Hacker News new | ask | show | jobs
by Dylan16807 2128 days ago
Either way, it's a big problem that certain single instructions can cause this transition. When the transition is based on a usage threshold of heavy instructions, it's not so bad. And with this revision, more of the transitions are based on threshold. But there are still some instructions that cause an immediate frequency change, if I'm reading the articles right.
1 comments

No...the whole point is that the single instruction induced halt for downclocking isn't a real issue. Even in the pathological case where you insert a single instruction spaced 760 us apart in order to induce the maximum number of clock shifts, the total performance degradation due to the clock halts is only 3% (the frequency drop that is induced by the use of these instructions has a much larger impact.) Furthermore, on Icelake-SP, the halted time due to frequency transitions is supposed to go to 0, which makes this aspect of the problem entirely irrelevant.

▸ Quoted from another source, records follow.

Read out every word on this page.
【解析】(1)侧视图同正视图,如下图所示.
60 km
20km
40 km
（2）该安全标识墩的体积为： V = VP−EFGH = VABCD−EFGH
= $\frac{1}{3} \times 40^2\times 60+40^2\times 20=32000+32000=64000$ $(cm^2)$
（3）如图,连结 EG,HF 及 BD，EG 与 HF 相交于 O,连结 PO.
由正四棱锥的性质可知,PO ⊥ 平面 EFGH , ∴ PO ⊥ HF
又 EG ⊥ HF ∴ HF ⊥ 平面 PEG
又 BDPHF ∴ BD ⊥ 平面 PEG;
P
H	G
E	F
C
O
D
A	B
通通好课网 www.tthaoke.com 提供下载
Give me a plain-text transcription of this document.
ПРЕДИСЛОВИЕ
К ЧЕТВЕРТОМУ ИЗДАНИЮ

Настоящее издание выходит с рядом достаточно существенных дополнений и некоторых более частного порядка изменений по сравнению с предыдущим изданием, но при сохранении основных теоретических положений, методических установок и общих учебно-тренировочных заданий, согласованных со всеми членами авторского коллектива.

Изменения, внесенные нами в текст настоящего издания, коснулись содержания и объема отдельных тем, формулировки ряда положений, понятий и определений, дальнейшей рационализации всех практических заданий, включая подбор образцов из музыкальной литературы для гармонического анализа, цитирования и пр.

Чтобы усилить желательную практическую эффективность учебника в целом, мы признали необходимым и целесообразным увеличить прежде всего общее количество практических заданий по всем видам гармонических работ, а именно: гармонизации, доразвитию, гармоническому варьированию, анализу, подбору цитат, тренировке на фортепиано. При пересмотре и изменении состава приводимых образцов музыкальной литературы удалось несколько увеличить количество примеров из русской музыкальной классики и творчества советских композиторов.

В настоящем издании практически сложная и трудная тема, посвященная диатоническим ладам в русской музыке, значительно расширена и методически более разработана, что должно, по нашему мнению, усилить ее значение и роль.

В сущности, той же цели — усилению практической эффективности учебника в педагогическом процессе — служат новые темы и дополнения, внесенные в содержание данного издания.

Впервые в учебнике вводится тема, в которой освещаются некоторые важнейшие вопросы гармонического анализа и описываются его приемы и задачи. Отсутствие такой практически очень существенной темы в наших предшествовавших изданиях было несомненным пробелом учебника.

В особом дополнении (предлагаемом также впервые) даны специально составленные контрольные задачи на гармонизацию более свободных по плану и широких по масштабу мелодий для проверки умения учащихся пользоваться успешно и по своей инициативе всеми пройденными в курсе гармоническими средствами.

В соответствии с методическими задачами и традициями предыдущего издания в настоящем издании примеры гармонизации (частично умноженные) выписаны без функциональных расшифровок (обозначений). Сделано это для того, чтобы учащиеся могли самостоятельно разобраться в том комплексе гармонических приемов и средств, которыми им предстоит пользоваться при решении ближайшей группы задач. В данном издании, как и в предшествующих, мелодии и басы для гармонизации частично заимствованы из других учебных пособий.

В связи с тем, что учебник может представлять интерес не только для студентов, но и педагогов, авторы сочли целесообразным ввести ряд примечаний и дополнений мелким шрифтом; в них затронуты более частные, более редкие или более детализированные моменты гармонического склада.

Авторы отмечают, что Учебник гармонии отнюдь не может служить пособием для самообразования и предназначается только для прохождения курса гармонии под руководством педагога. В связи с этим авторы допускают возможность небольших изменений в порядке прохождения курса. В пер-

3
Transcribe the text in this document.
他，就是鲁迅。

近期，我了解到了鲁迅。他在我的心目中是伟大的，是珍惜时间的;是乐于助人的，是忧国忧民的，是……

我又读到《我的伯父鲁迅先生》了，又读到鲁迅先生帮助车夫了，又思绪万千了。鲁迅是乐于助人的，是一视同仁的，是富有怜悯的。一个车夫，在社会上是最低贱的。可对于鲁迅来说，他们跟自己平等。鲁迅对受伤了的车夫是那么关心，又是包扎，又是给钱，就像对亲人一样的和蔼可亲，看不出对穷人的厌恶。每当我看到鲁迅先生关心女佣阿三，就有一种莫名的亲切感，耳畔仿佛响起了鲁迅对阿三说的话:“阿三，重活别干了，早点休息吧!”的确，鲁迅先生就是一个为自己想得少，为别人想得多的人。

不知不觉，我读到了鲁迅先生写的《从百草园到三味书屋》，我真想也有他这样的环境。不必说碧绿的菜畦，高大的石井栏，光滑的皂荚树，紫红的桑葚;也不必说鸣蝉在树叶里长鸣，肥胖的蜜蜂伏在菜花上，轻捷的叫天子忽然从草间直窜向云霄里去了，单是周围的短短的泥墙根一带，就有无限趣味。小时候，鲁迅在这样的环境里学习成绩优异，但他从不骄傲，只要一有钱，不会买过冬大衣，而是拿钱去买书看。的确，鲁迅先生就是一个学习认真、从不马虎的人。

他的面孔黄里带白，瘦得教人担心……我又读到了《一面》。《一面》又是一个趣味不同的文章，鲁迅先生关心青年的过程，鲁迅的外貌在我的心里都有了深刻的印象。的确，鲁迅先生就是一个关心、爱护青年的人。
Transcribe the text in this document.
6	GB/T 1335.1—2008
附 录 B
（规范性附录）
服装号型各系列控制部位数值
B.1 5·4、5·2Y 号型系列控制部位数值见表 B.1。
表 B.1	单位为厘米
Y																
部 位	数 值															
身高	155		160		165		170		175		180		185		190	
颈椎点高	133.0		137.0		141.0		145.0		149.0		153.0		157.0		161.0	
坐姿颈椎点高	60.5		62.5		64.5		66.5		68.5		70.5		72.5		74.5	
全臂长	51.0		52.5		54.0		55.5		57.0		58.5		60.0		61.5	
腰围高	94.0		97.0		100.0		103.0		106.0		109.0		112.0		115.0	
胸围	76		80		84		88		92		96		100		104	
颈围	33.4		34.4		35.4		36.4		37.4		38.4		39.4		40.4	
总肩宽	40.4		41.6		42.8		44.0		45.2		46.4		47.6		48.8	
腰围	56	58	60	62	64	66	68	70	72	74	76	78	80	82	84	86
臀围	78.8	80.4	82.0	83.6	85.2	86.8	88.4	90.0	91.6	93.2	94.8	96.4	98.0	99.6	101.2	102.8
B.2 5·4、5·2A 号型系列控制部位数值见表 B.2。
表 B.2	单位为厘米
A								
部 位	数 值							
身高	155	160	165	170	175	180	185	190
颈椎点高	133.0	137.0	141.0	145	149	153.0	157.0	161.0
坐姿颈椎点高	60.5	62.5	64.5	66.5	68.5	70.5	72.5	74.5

Yes, if you insert a single 512-bit FMA that runs every so often in your code you will get a 15% performance hit from the lower frequency, but that's much less likely than the old case where people who were trying to use AVX-512 for memcpy and the like would slow down scalar code.

But they fixed the old case, by having a minimum number of heavy instructions before changing clocks. If you have some instructions there just for the occasional memcpy, it will be a little slow during the memcpy but it won't downclock and the overall impact will be very small.

Now that the older and bigger case is fixed, this case remains the last sticking point. Because you still can't trust the CPU to do the right thing when there are a small number of heavy instructions. Even if they cut the halting time to 0, it's still bad for a single instruction to cause a prolonged downclock.